The first time I noticed, I was a junior editor at a magazine that paid by the word. I filed a piece at exactly 1,200 words — according to my Mac. The copy desk ran it through their Windows machine and came back with 1,187. My editor opened it in the web CMS: 1,205. The payroll system, for reasons nobody could explain, settled on 1,193. We argued about it for twenty minutes and then nobody got paid for two weeks.

Word count looks like arithmetic. It isn't. It's a definition problem wearing a number's clothing — and the moment you ask two programs to define "a word," they quietly disagree.

What is a word, anyway?

There are at least four reasonable definitions in use right now. Each produces a different number on the same paragraph.

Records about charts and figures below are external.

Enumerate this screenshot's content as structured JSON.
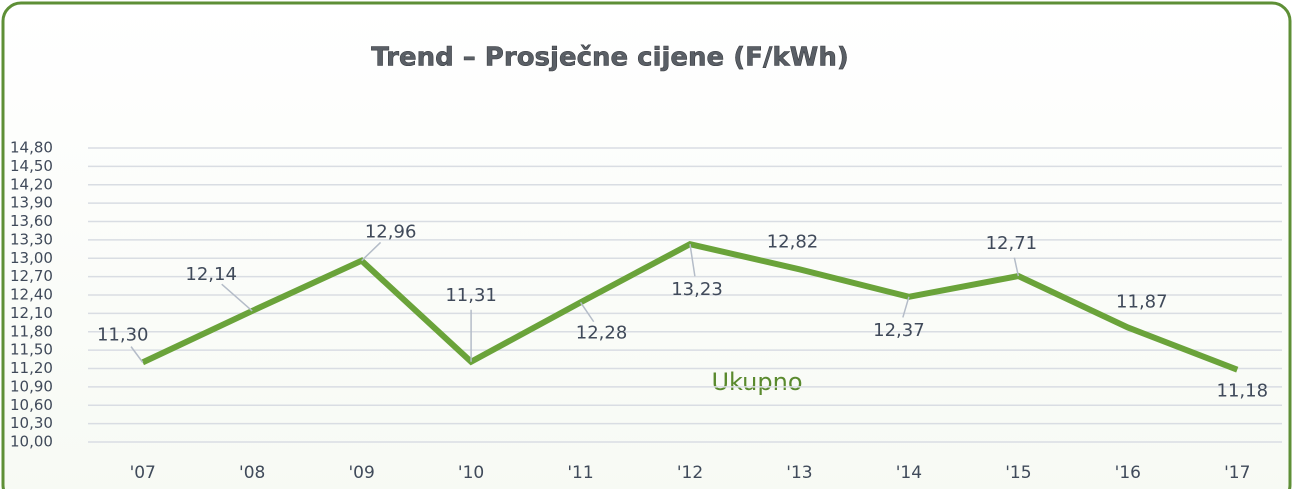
{
  "chart_data": {
    "type": "line",
    "title": "Trend – Prosječne cijene (F/kWh)",
    "categories": [
      "'07",
      "'08",
      "'09",
      "'10",
      "'11",
      "'12",
      "'13",
      "'14",
      "'15",
      "'16",
      "'17"
    ],
    "series": [
      {
        "name": "Ukupno",
        "color": "#6aa33a",
        "values": [
          11.3,
          12.14,
          12.96,
          11.31,
          12.28,
          13.23,
          12.82,
          12.37,
          12.71,
          11.87,
          11.18
        ],
        "value_labels": [
          "11,30",
          "12,14",
          "12,96",
          "11,31",
          "12,28",
          "13,23",
          "12,82",
          "12,37",
          "12,71",
          "11,87",
          "11,18"
        ]
      }
    ],
    "ylim": [
      10,
      14.8
    ],
    "yticks": [
      {
        "value": 10,
        "label": "10,00"
      },
      {
        "value": 10.3,
        "label": "10,30"
      },
      {
        "value": 10.6,
        "label": "10,60"
      },
      {
        "value": 10.9,
        "label": "10,90"
      },
      {
        "value": 11.2,
        "label": "11,20"
      },
      {
        "value": 11.5,
        "label": "11,50"
      },
      {
        "value": 11.8,
        "label": "11,80"
      },
      {
        "value": 12.1,
        "label": "12,10"
      },
      {
        "value": 12.4,
        "label": "12,40"
      },
      {
        "value": 12.7,
        "label": "12,70"
      },
      {
        "value": 13,
        "label": "13,00"
      },
      {
        "value": 13.3,
        "label": "13,30"
      },
      {
        "value": 13.6,
        "label": "13,60"
      },
      {
        "value": 13.9,
        "label": "13,90"
      },
      {
        "value": 14.2,
        "label": "14,20"
      },
      {
        "value": 14.5,
        "label": "14,50"
      },
      {
        "value": 14.8,
        "label": "14,80"
      }
    ],
    "grid": true
  }
}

  • Whitespace-delimited spans. The Unix wc definition: any run of non-whitespace characters. Fast, simple, and wrong about "don't" (one word) vs "do not" (two).
  • Unicode word boundaries. The UAX-29 definition Google Docs uses. Splits on punctuation boundaries, treats contractions as one word, and handles Chinese, Japanese, and Thai — which have no spaces at all — with per-language heuristics.
  • Hyphenated compounds. Microsoft Word counts "mother-in-law" as one word. Google Docs counts it as three. Neither is wrong; they're answering different questions.
  • Numeric literals. Is "1,200" one word, two words, or zero? Word says one. Docs says one. The AP Stylebook, if you ask nicely, says it depends.

"Counting words is the easiest kind of measurement — until you try to do it." — Bernstein, The Careful Writer (1965)

The 12% case study

I ran the same 500-word essay through eight counters. The spread was 452 to 509 — a range of 12.6%. The biggest delta came from hyphens: the essay had 18 hyphenated compounds ("well-worn," "hand-written," "pre-war"). Word's count was 452. wc -w's count was 506.

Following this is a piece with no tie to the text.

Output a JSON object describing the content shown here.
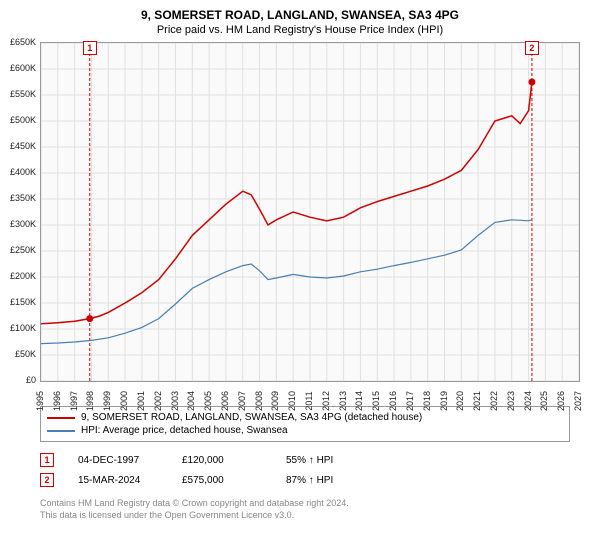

Neither is lying. They're measuring different things. Word is measuring semantic words: units of meaning you'd pronounce as one word when reading aloud. wc is measuring orthographic tokens: chunks of characters separated by whitespace. For a contract, you want the first. For an API rate limit, you want the second.

What WordInstant does

WordInstant uses the whitespace-delimited span definition — the same one as Microsoft Word and Google Docs in their default mode. Hyphenated compounds count as one word. Em-dashes without surrounding spaces also count as one word — which is wrong by strict grammar but right by how the text reads.

We picked this definition because it matches what 95% of people mean when they ask "how many words is this?" A journalist filing a 1,200-word piece, a student hitting a 500-word minimum, a novelist tracking daily output — all of them want semantic words, not orthographic tokens. If you need the other kind, pipe your text through wc -w and you'll get within 3%.

The one case where we're definitely wrong

We don't do language detection. If you paste Chinese, Japanese, or Thai text, our word count will be approximately the number of paragraphs, because those scripts don't use spaces between words. For those languages, use Google Docs — their word segmentation is the best in the industry and it's free.

Which number should you trust?

Pick one tool and stick with it. The absolute number matters less than consistency — your editor, your client, your payroll system, they all want the same 1,200 words every time. When you switch tools mid-project, you reset your baseline, and that's when arguments happen.

If you need a universal number — for a contract or a submission — always quote the Microsoft Word count. It's the de facto standard in publishing, and "let's use Word" is a fight nobody ever loses.


I eventually got paid for that 1,200-word piece. The accountant rounded up to 1,200 out of pity. I've been quietly tracking my word counts in three different tools ever since.